The Book of the SubGenius
- First edition
- Author: J.R. "Bob" Dobbs and The SubGenius Foundation
- Cover artist: John Hagen-Brenner (1983 edition); Kenneth Huey
- Language: English
- Genre: Satirical religious text
- Publisher: McGraw-Hill
- Publication date: 1983
- Publication place: United States
- Media type: Print (Paperback)
- Pages: 194 (Paperback)
- ISBN: 0-07-062229-9
- Dewey Decimal: 818/.5402 19
- LC Class: PN6231.R4 D6 1983

= Book of the SubGenius =

Book by J. R. "Bob" Dobbs

The Book of the SubGenius: Being the Divine Wisdom, Guidance, and Prophecy of J.R. "Bob" Dobbs, High Epopt of the Church of the SubGenius, Here Inscribed for the Salvation of Future Generations and in the Hope that Slack May Someday Reign on This Earth (ISBN 0-671-63810-6) is seen as the "Bible" of the Church of the SubGenius.

It was compiled from the Church's ongoing zine publication The Stark Fist of Removal.
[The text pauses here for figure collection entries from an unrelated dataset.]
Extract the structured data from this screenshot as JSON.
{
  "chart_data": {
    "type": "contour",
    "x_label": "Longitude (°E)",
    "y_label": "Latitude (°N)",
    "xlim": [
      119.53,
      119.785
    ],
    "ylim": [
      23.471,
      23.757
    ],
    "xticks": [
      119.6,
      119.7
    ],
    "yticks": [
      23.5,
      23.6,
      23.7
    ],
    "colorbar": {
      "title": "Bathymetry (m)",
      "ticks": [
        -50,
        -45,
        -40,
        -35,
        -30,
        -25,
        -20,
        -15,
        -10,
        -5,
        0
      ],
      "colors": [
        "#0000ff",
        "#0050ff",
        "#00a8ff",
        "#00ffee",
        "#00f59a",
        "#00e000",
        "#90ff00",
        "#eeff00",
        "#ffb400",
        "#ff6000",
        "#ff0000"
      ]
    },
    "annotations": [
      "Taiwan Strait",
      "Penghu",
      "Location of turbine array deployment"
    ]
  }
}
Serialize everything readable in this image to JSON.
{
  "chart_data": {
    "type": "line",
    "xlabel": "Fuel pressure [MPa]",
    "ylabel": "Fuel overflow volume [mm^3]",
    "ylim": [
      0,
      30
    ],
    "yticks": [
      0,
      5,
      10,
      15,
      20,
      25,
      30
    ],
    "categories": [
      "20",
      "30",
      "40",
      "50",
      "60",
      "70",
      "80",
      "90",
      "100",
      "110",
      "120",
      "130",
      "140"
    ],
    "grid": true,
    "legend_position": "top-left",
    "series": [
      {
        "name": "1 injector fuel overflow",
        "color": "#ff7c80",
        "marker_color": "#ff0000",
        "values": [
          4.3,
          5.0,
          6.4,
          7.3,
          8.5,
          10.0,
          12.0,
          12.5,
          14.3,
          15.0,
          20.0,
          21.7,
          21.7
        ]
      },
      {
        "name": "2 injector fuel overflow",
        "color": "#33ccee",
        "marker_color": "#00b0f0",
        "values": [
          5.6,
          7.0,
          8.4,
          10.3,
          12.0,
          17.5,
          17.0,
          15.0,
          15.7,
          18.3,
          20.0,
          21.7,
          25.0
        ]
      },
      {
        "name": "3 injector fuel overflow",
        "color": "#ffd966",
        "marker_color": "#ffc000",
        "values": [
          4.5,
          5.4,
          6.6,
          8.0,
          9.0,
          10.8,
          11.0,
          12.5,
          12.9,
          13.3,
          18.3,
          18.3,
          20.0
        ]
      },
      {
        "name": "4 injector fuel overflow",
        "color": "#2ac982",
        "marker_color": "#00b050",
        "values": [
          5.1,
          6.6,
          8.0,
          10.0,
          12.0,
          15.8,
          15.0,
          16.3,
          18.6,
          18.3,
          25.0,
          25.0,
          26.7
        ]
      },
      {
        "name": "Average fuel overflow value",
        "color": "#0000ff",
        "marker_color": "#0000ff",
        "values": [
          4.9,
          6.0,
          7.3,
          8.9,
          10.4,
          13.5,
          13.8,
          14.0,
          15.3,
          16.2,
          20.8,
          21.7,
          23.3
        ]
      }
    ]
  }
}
It is usually placed in the humor section of most bookstores, though ordained Subgenius members have been sometimes authorized to move it into the religion section instead.

The book has been republished numerous times, by at least two separate publishers. The original edition was published in 1983 by McGraw-Hill, while the re-release of the book (with the current cover illustration) in 1987 was by Simon & Schuster's imprint Fireside Books (ISBN 0-671-63810-6, "1st Fireside edition").